I took the pistol from my coat pocket.
“Pierre,” I answered, “I have two bullets here, and both of them are for Simon. To-night I had him in my power and spared him. Now I am going back, and I shall shoot him down like a dog, whether he is armed or defenceless.”
“You no shoot Simon,” the Indian grunted. “Le diable him frien’. You had him to-night; why you no shoot him then?”
I did not know. But I was going to find out soon.
“I am going back to kill him now,” I repeated. “Afterward I do not know what will happen. But you can go on to the hut of Pere Antoine and, if luck is with me, I shall meet you, there—perhaps with Mlle. Jacqueline.”
But I had little hope of meeting him with Jacqueline. Only I could not forbear to speak her name again.
Pierre’s face was twitching. “You no go back!” he cried. “Simon he kill you. No use to fight Simon. Him time not come yet. When him time come, he die.”
“When will it come?” I asked, looking at the man’s features, which were distorted with frenzied hate.
“I not know!” exclaimed Pierre. “I try find—cards to tell me. No Indian man in this part country remember how to tell me. In old days many could tell. Now I wait. When his time come, old Indian know. He kill Simon then himself. Nobody else kill Simon. No use you try.”
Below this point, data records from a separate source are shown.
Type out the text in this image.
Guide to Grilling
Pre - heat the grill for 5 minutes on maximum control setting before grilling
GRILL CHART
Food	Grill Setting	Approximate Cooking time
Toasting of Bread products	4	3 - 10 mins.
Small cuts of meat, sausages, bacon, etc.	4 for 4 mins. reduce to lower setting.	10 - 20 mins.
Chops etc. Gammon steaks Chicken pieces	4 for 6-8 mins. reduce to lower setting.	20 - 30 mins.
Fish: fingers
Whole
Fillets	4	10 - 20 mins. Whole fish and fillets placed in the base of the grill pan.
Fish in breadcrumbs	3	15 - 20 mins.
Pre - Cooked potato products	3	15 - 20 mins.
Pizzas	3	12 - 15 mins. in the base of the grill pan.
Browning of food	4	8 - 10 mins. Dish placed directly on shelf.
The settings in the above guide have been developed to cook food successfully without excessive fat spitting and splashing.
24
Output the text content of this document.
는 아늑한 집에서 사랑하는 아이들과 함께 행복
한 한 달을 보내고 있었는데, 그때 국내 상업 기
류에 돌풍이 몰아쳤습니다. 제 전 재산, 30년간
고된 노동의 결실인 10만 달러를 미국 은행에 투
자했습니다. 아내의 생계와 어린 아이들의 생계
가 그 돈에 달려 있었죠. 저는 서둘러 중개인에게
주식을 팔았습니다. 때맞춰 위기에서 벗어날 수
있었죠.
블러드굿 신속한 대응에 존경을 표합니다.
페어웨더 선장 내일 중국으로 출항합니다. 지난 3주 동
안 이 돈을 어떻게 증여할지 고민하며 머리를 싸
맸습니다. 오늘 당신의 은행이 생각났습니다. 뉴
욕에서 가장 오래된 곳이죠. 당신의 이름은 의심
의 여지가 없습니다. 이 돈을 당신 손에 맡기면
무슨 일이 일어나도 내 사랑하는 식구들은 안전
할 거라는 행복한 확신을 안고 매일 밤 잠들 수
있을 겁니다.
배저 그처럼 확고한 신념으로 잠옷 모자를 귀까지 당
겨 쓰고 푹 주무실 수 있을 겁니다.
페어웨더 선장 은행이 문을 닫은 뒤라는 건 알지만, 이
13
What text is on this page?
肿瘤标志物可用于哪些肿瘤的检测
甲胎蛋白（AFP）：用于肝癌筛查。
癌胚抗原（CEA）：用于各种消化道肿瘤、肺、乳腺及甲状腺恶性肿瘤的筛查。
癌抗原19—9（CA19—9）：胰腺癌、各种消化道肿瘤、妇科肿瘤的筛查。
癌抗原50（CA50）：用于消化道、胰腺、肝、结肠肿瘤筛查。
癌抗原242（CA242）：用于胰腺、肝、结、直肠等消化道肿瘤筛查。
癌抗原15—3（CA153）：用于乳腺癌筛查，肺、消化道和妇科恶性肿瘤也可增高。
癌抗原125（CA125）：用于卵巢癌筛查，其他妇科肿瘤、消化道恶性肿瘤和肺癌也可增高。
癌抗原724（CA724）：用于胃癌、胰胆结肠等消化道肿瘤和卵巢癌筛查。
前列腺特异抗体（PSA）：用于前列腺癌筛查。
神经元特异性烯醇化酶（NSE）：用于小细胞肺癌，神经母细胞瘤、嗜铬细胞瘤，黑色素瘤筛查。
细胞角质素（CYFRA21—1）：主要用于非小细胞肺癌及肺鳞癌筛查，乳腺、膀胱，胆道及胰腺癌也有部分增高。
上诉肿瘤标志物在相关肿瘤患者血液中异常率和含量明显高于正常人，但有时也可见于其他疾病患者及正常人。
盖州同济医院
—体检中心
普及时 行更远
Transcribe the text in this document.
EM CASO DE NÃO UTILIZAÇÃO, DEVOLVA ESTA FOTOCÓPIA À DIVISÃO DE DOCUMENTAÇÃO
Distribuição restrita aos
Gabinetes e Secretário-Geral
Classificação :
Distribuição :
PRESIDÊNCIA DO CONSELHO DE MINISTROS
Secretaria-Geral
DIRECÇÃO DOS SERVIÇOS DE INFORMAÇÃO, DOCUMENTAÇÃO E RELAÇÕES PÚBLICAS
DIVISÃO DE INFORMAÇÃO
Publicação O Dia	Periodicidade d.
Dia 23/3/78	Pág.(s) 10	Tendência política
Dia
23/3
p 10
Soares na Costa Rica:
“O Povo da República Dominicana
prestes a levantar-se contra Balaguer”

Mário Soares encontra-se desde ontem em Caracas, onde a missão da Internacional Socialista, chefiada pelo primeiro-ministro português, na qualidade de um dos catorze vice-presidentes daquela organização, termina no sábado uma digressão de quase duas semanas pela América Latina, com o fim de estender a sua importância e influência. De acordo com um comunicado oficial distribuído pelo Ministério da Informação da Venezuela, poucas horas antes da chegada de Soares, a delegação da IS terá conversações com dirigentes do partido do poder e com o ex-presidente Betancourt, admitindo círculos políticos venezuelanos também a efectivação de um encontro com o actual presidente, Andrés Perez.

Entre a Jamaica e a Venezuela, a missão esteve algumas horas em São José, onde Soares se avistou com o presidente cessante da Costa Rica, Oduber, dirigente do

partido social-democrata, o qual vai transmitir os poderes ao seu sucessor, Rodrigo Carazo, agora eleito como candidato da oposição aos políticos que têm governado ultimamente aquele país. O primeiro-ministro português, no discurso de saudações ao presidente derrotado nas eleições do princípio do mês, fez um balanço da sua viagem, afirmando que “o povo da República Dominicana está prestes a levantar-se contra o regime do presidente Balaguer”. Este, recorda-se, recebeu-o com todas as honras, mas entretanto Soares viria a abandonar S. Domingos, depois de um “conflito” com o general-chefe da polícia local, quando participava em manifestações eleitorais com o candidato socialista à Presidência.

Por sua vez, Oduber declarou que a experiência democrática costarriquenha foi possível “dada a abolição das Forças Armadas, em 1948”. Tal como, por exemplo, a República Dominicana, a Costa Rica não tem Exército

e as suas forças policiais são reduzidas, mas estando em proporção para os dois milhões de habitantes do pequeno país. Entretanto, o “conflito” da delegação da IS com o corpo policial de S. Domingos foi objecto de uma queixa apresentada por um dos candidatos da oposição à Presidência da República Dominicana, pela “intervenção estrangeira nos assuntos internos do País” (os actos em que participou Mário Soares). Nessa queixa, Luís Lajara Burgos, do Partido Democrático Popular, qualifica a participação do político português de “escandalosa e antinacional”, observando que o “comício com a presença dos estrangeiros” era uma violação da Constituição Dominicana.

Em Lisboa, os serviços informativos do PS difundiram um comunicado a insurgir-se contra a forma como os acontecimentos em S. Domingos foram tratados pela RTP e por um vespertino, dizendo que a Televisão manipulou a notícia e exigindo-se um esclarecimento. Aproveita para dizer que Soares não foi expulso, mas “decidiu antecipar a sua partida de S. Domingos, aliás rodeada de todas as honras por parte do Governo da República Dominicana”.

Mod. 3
I own that, standing there and thinking upon the man’s hellish design, his unscrupulousness, his singular success, I felt the old fear of Leroux in my heart, and with it something of the same superstition of his invulnerability. But my resolution surpassed my fear, and I knew it would not fail me. How often had I resolved—and forgotten. Not again would I forget.
I shook the Indian’s hands away and plunged forward into the tunnel again. I heard him calling after me; but I think he saw that I was not to be deterred, for he made no attempt to follow me.
And so I went on and on through the darkness, and with each step toward the chateau my resolution grew.
I seemed to have been travelling for a much longer period than before. Every moment, straining my eyes, I expected to see the light of the entrance, but the road went on straight apparently, and there was nothing but the darkness.